Tuesday, January 26, 2016

them deep Q-networks though...,

wikipedia |  Q-learning is a model-free reinforcement learning technique. Specifically, Q-learning can be used to find an optimal action-selection policy for any given (finite) Markov decision process (MDP). It works by learning an action-value function that ultimately gives the expected utility of taking a given action in a given state and following the optimal policy thereafter. A policy is a rule that the agent follows in selecting actions, given the state it is in. When such an action-value function is learned, the optimal policy can be constructed by simply selecting the action with the highest value in each state. One of the strengths of Q-learning is that it is able to compare the expected utility of the available actions without requiring a model of the environment. Additionally, Q-learning can handle problems with stochastic transitions and rewards, without requiring any adaptations. It has been proven that for any finite MDP, Q-learning eventually finds an optimal policy, in the sense that the expected value of the total reward return over all successive steps, starting from the current state, is the maximum achievable.
Delayed Q-learning is an alternative implementation of the online Q-learning algorithm, with Probably approximately correct learning (PAC).[11]
Because the maximum approximated action value is used in the Q-learning update, in noisy environments Q-learning can sometimes overestimate the actions values, slowing the learning. A recent variant called Double Q-learning was proposed to correct this. [12]

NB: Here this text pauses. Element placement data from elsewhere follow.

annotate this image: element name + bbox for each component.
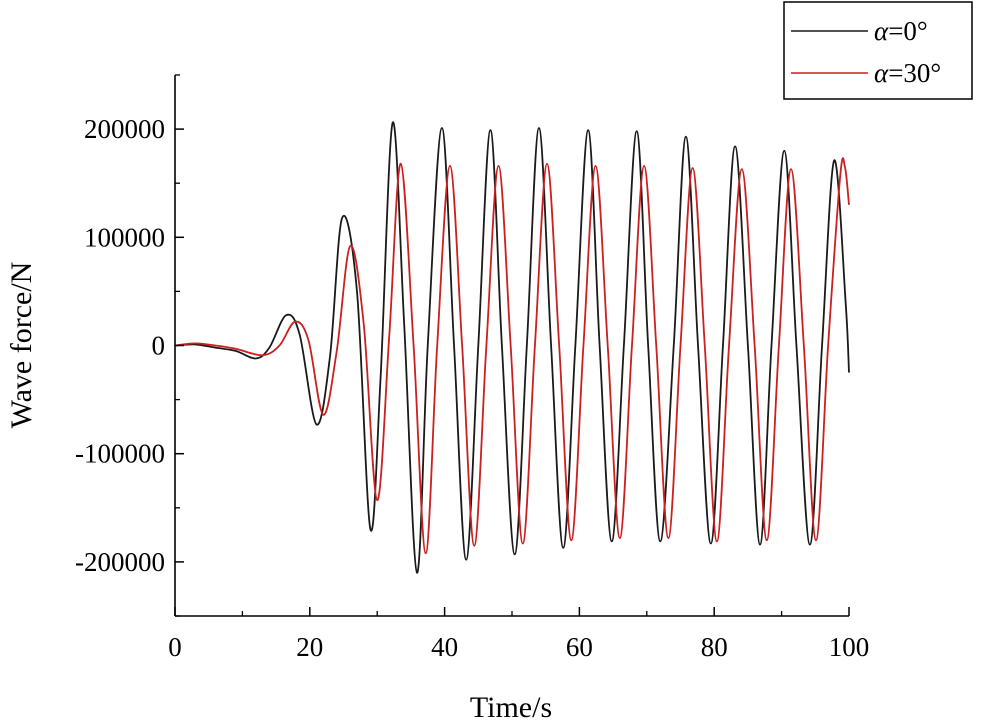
y-tick-label: -100000 xyxy=(75,439,165,469)
y-axis-title: Wave force/N xyxy=(5,262,38,429)
legend-label-alpha-0: α=0° xyxy=(874,16,928,46)
legend: α=0° α=30° xyxy=(783,1,973,100)
legend-box xyxy=(783,1,973,100)
series-line-1 xyxy=(174,157,850,555)
x-axis-title: Time/s xyxy=(470,691,552,724)
y-tick-label: 200000 xyxy=(84,114,165,144)
plot-ticks: 0 20 40 60 80 100 -200000 -100000 0 100000 200000 xyxy=(75,74,870,662)
y-tick-label: 0 xyxy=(152,331,166,361)
y-tick-label: -200000 xyxy=(75,547,165,577)
legend-label-alpha-30: α=30° xyxy=(874,58,941,88)
x-tick-label: 0 xyxy=(168,632,182,662)
x-tick-label: 80 xyxy=(701,632,728,662)
x-tick-label: 40 xyxy=(431,632,458,662)
plot-series xyxy=(174,121,850,574)
series-line-0 xyxy=(174,121,850,574)
x-tick-label: 100 xyxy=(829,632,870,662)
legend-label-alpha-0-rest: =0° xyxy=(888,16,928,46)
x-tick-label: 60 xyxy=(566,632,593,662)
x-tick-label: 20 xyxy=(296,632,323,662)
legend-label-alpha-30-rest: =30° xyxy=(888,58,941,88)
y-tick-label: 100000 xyxy=(84,222,165,252)
legend-label-alpha-30-symbol: α xyxy=(874,58,889,88)
legend-label-alpha-0-symbol: α xyxy=(874,16,889,46)
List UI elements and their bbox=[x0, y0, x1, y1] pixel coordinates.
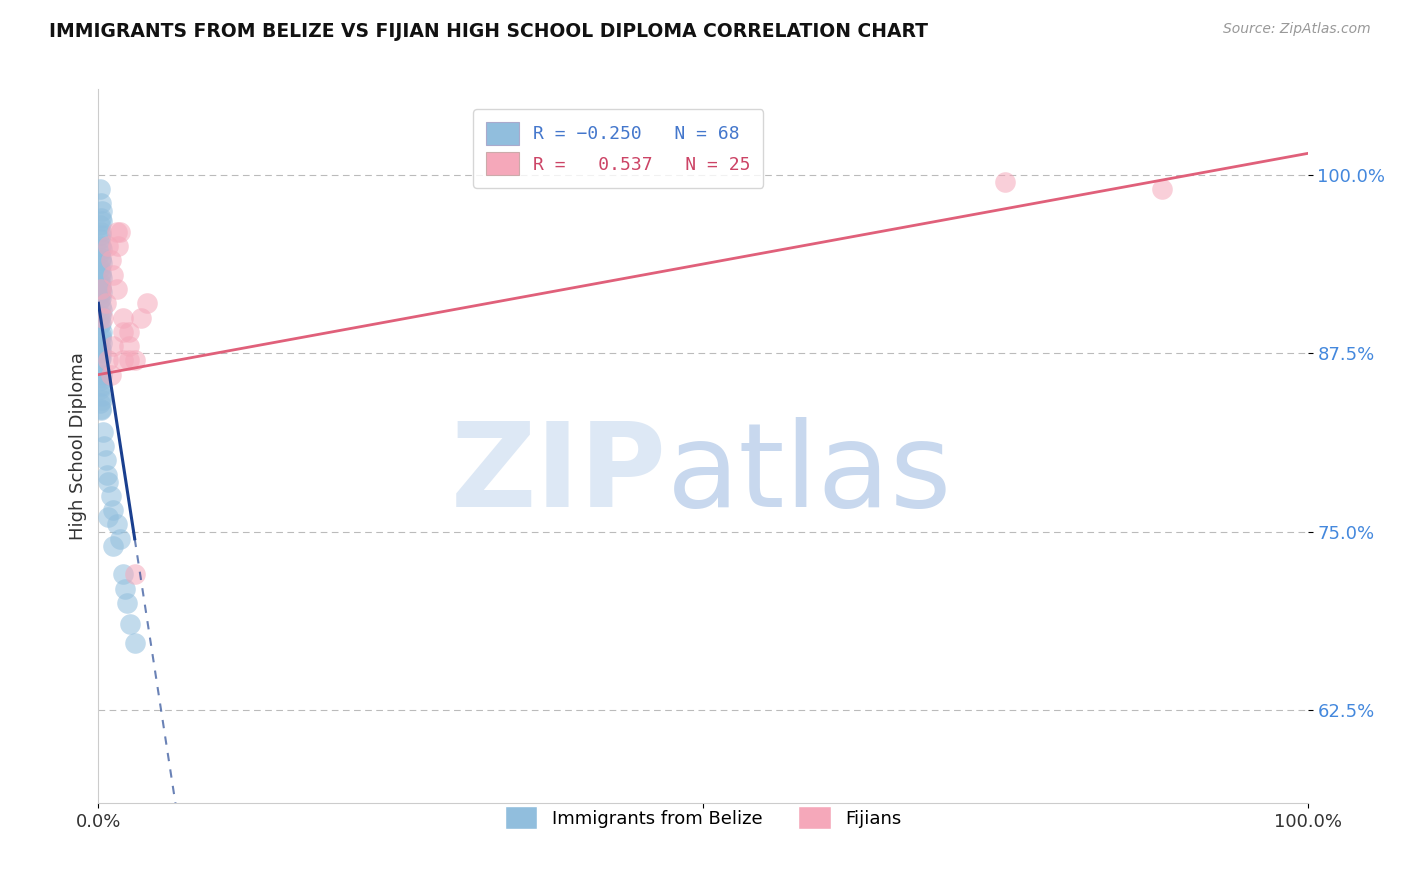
Point bbox=[89, 182, 111, 196]
Point bbox=[124, 353, 146, 368]
Point bbox=[89, 318, 111, 332]
Point bbox=[89, 287, 111, 301]
Point bbox=[97, 353, 120, 368]
Point bbox=[101, 268, 124, 282]
Point bbox=[89, 310, 111, 325]
Point bbox=[111, 325, 134, 339]
Point bbox=[97, 239, 120, 253]
Legend: Immigrants from Belize, Fijians: Immigrants from Belize, Fijians bbox=[498, 799, 908, 837]
Point bbox=[94, 296, 117, 310]
Point bbox=[93, 439, 115, 453]
Point bbox=[101, 539, 124, 553]
Point bbox=[118, 617, 141, 632]
Point bbox=[90, 282, 112, 296]
Point bbox=[111, 567, 134, 582]
Point bbox=[90, 370, 112, 384]
Point bbox=[90, 346, 112, 360]
Point bbox=[89, 218, 111, 232]
Point bbox=[91, 368, 114, 382]
Point bbox=[89, 293, 111, 308]
Point bbox=[90, 251, 112, 265]
Point bbox=[90, 291, 112, 305]
Point bbox=[91, 336, 114, 351]
Point bbox=[90, 373, 112, 387]
Point bbox=[994, 175, 1017, 189]
Point bbox=[97, 510, 120, 524]
Point bbox=[105, 517, 128, 532]
Point bbox=[89, 275, 111, 289]
Point bbox=[101, 503, 124, 517]
Point bbox=[89, 246, 111, 260]
Point bbox=[89, 360, 111, 375]
Point bbox=[91, 256, 114, 270]
Point bbox=[90, 282, 112, 296]
Point bbox=[111, 353, 134, 368]
Point bbox=[105, 282, 128, 296]
Point bbox=[90, 239, 112, 253]
Point bbox=[89, 260, 111, 275]
Point bbox=[90, 211, 112, 225]
Point bbox=[91, 425, 114, 439]
Text: Source: ZipAtlas.com: Source: ZipAtlas.com bbox=[1223, 22, 1371, 37]
Point bbox=[1152, 182, 1174, 196]
Point bbox=[107, 239, 129, 253]
Point bbox=[108, 225, 131, 239]
Point bbox=[90, 351, 112, 365]
Y-axis label: High School Diploma: High School Diploma bbox=[69, 352, 87, 540]
Point bbox=[100, 368, 122, 382]
Point bbox=[91, 393, 114, 408]
Point bbox=[91, 213, 114, 227]
Point bbox=[91, 325, 114, 339]
Text: ZIP: ZIP bbox=[451, 417, 666, 532]
Point bbox=[89, 232, 111, 246]
Point bbox=[118, 353, 141, 368]
Text: atlas: atlas bbox=[666, 417, 952, 532]
Point bbox=[90, 327, 112, 342]
Point bbox=[90, 225, 112, 239]
Point bbox=[111, 310, 134, 325]
Point bbox=[100, 253, 122, 268]
Point bbox=[94, 453, 117, 467]
Point bbox=[135, 296, 157, 310]
Point bbox=[91, 270, 114, 285]
Point bbox=[90, 401, 112, 416]
Point bbox=[97, 475, 120, 489]
Point bbox=[118, 325, 141, 339]
Point bbox=[124, 636, 146, 650]
Point bbox=[91, 242, 114, 256]
Point bbox=[90, 316, 112, 330]
Point bbox=[90, 196, 112, 211]
Point bbox=[124, 567, 146, 582]
Point bbox=[91, 389, 114, 403]
Point bbox=[91, 310, 114, 325]
Point bbox=[90, 330, 112, 344]
Point bbox=[91, 203, 114, 218]
Point bbox=[90, 268, 112, 282]
Point bbox=[114, 582, 136, 596]
Point bbox=[90, 299, 112, 313]
Point bbox=[89, 353, 111, 368]
Point bbox=[89, 396, 111, 410]
Point bbox=[108, 532, 131, 546]
Point bbox=[100, 489, 122, 503]
Point bbox=[90, 253, 112, 268]
Point bbox=[96, 467, 118, 482]
Point bbox=[90, 342, 112, 356]
Point bbox=[91, 285, 114, 299]
Text: IMMIGRANTS FROM BELIZE VS FIJIAN HIGH SCHOOL DIPLOMA CORRELATION CHART: IMMIGRANTS FROM BELIZE VS FIJIAN HIGH SC… bbox=[49, 22, 928, 41]
Point bbox=[90, 379, 112, 393]
Point bbox=[90, 403, 112, 417]
Point bbox=[101, 339, 124, 353]
Point bbox=[90, 265, 112, 279]
Point bbox=[89, 339, 111, 353]
Point bbox=[117, 596, 139, 610]
Point bbox=[89, 382, 111, 396]
Point bbox=[91, 303, 114, 318]
Point bbox=[118, 339, 141, 353]
Point bbox=[90, 308, 112, 322]
Point bbox=[105, 225, 128, 239]
Point bbox=[90, 227, 112, 242]
Point bbox=[129, 310, 152, 325]
Point bbox=[90, 279, 112, 293]
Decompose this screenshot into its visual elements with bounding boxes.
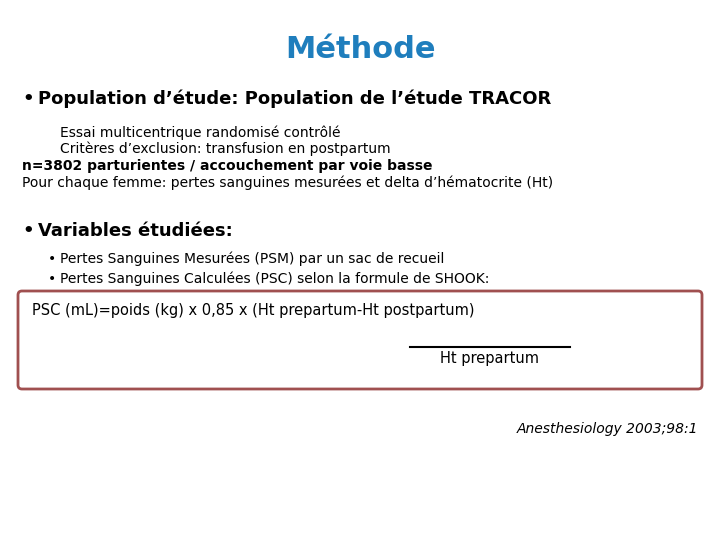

Greedy GQ is a variant of Q-learning to use in combination with (linear) function approximation.[13] The advantage of Greedy GQ is that convergence guarantees can be given even when function approximation is used to estimate the action values.
Q-learning may suffer from slow rate of convergence, especially when the discount factor \gamma is close to one.[14] Speedy Q-learning, a new variant of Q-learning algorithm, deals with this problem and achieves a provably same rate of convergence as model-based methods such as value iteration.[15]
A recent application of Q-learning to deep learning, by Google DeepMind, titled "deep reinforcement learning" or "deep Q-networks", has been successful at playing some Atari 2600 games at expert human levels. Preliminary results were presented in 2014, with a paper published in February 2015 in Nature.[16]